Health Department Employees Working In Asbestos-Contaminated Building

Illustration of potential asbestos exposure in a building

The Allegheny County Health Department’s employees have been working in extremely unfavorable conditions, including mold and asbestos. The Oakland campus is comprised of offices and a public clinic.

Ceilings are exposed, the walls have mold growing on them, water is leaking from the roof and accumulating in pails, and vents have been cleaned with the remnant dust piled on employees’ desks.

“We’ve been told there’s asbestos in the building, there is fiberglass on the tiles, everything is just in a state of disrepair,” said one of the employees Dawn Black. “I started here in 1999 and they’ve been telling us since then they’re going to move us to a better building.”

Some have argued that a building in this type of condition would surely be shut down by the Occupational Safety and Health Administration (OSHA), if it were a private company, rather than government-owned.

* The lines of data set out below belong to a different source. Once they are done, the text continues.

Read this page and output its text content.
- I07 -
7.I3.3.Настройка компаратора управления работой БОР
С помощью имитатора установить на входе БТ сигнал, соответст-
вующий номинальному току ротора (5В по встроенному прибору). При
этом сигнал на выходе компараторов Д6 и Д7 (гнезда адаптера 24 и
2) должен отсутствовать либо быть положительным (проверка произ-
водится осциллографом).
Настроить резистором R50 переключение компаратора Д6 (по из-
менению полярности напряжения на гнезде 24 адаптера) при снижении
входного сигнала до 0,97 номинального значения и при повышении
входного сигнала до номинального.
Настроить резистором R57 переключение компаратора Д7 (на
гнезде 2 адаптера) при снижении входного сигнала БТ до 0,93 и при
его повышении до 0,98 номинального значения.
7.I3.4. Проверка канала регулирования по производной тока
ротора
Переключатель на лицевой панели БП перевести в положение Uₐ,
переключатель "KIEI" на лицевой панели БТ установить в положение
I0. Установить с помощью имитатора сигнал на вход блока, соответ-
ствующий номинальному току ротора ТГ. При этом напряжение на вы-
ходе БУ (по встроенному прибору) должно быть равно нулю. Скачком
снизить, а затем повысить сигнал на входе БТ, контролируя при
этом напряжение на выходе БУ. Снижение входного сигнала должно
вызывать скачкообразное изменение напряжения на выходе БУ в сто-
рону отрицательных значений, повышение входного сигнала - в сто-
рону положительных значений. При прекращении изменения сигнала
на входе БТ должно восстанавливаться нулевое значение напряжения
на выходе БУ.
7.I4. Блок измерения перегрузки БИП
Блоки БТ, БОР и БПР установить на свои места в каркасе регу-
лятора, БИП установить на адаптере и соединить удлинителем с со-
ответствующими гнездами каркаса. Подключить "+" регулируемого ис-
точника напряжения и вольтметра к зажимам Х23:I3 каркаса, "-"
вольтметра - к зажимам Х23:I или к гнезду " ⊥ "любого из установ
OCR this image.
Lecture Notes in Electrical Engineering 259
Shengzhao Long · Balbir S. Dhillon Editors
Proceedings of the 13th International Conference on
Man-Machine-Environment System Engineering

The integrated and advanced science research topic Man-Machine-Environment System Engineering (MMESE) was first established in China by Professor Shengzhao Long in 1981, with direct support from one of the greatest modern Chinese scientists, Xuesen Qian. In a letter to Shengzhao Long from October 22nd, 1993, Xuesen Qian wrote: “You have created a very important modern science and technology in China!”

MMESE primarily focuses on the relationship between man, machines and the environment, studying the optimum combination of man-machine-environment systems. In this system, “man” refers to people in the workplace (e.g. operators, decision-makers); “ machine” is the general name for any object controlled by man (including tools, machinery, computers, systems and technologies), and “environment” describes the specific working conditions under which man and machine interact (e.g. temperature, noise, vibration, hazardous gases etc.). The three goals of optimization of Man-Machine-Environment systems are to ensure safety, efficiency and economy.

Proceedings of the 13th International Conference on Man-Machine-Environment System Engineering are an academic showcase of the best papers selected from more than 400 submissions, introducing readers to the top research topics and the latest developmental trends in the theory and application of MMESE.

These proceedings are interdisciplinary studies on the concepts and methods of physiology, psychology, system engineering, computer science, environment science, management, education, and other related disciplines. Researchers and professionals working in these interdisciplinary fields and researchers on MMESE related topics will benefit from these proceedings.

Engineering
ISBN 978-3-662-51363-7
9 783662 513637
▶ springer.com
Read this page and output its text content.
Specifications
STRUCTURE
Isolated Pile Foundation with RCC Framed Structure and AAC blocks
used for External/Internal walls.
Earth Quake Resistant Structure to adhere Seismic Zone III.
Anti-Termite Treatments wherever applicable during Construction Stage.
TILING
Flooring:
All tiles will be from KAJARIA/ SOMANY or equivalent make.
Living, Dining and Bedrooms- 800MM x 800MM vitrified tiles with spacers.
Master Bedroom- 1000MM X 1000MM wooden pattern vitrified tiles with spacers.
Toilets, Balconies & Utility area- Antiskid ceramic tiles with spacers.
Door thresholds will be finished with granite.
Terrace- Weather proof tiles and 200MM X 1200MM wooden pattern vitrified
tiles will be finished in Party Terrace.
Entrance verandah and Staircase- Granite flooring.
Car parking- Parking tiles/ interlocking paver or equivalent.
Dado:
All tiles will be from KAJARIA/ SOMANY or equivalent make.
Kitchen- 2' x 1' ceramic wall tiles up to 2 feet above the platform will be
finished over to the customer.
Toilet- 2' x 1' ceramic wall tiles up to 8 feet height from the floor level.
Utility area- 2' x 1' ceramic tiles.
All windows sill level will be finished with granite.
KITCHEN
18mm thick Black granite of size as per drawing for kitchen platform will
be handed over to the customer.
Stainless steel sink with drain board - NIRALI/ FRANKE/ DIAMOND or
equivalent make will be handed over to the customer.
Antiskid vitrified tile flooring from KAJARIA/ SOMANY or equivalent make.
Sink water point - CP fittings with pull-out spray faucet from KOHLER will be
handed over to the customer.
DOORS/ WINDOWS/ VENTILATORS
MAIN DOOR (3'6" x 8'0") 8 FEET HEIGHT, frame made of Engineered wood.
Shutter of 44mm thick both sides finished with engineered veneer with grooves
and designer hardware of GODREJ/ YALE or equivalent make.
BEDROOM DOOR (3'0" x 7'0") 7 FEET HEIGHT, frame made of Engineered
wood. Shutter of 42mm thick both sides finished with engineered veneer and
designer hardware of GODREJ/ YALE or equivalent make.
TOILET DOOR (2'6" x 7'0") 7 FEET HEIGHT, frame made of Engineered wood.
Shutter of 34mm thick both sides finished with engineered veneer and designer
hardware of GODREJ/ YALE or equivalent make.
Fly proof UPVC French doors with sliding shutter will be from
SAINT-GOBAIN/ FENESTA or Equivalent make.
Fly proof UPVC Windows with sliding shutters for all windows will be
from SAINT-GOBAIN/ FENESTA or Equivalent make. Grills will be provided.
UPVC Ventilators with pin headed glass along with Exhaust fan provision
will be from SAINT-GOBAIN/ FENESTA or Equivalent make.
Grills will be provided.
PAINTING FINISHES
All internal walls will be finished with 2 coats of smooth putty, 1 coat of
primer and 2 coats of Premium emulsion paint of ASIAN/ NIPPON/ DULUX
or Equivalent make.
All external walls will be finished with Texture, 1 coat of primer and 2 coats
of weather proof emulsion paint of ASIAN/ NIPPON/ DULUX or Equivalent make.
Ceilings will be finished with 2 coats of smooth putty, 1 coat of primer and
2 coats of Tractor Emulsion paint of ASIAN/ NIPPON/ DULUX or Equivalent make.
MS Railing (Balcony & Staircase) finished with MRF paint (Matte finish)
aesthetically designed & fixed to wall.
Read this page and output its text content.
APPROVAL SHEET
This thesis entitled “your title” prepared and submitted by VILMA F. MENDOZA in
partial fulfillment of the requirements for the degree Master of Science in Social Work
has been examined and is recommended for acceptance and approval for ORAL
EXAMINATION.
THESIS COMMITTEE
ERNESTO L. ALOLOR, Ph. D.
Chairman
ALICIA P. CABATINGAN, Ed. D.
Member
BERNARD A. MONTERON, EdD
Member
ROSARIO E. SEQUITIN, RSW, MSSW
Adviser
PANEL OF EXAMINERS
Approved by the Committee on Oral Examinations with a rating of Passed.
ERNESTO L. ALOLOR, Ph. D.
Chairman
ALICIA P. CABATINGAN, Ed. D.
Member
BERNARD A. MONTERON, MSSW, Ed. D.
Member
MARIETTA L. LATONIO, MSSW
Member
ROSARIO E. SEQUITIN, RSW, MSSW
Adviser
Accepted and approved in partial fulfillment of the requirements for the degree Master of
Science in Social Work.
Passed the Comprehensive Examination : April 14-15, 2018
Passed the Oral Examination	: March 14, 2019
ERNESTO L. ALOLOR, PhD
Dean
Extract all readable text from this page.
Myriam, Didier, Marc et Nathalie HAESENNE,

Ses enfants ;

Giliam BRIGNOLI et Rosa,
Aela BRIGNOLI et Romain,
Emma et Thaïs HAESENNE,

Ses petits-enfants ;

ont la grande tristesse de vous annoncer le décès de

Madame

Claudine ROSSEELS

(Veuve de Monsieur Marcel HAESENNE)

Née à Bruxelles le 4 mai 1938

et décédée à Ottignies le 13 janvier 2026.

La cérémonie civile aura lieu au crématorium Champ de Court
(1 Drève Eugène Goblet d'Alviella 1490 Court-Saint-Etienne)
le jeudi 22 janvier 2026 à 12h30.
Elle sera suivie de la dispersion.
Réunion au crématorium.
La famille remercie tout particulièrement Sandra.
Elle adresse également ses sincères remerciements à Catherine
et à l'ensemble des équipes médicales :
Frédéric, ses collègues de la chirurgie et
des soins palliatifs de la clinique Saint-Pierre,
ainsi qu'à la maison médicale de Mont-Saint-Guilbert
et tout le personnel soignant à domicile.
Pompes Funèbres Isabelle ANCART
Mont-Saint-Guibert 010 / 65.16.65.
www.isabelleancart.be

Among those speaking out is the SEIU Local 668, which held a news conference about the matter on Tuesday.

“The current conditions are unacceptable for workers and patients,” said state representative Patrick Harkins. “It’s the people that don’t have much, and they’re relying on the system to work for them, and they’re coming here for a health issue, and in return they may be exposing themselves to something else.”

That something else is the hazardous toxin asbestos, where its exposure can lead to mesothelioma cancer—an aggressive cancer affecting the membrane lining of the lungs and abdomen.

The Health Department claims that come December it will either sell the building or renovate it. Many are upset with this time being so far away.

“It has to be done right now. These folks are living in dangerous conditions,” said John Listisen.

According to the facilities manager, the photos were taken before work totaling up to hundreds of thousands of dollars was completed. Yet, some employees have been handing out fliers to the public to spread the word regarding the mold and asbestos-contaminated conditions they’re forced to work in. A man who visits the clinic each year for his flu shot, Joe Shepler, “was alarmed by the conditions.”

“It’s disgusting. I mean this is supposed to be a clean, safe space and I come here and I haven’t noticed these specific things, but I have noticed it’s always shabby and dirty,” said Shepler.

The Allegheny County Council President John DeFazio thinks the problems still need concrete solutions since workers and the public might be at risk. He intends to schedule a meeting with the health department. Plus, the worker’s union is trying to do the same thing.

“You got a health department and they should be the first ones to make sure things are safe and done properly,” said DeFazio.

Acting Director of the Allegheny County Facilities Management Department Doug Nolfi publicly shared the below:

“Allegheny County’s Facilities Management Department has been working proactively to address decades of deferred maintenance on a number of county-owned facilities, including the clinic. We are aware of the challenges of the building, have met several times with employees and their union representatives over the past few months, and are continuing to make accommodations when appropriate.

The clinic is an integral part of the work that the Health Department does and it is important that it remain open and functioning for its patients while we address the immediate needs of the building (plumbing, roof, heating/cooling, etc.). We will continue to look at the building’s long-term capital needs against other options including relocating the facility to a building that may be more appropriate for the future of the clinic.”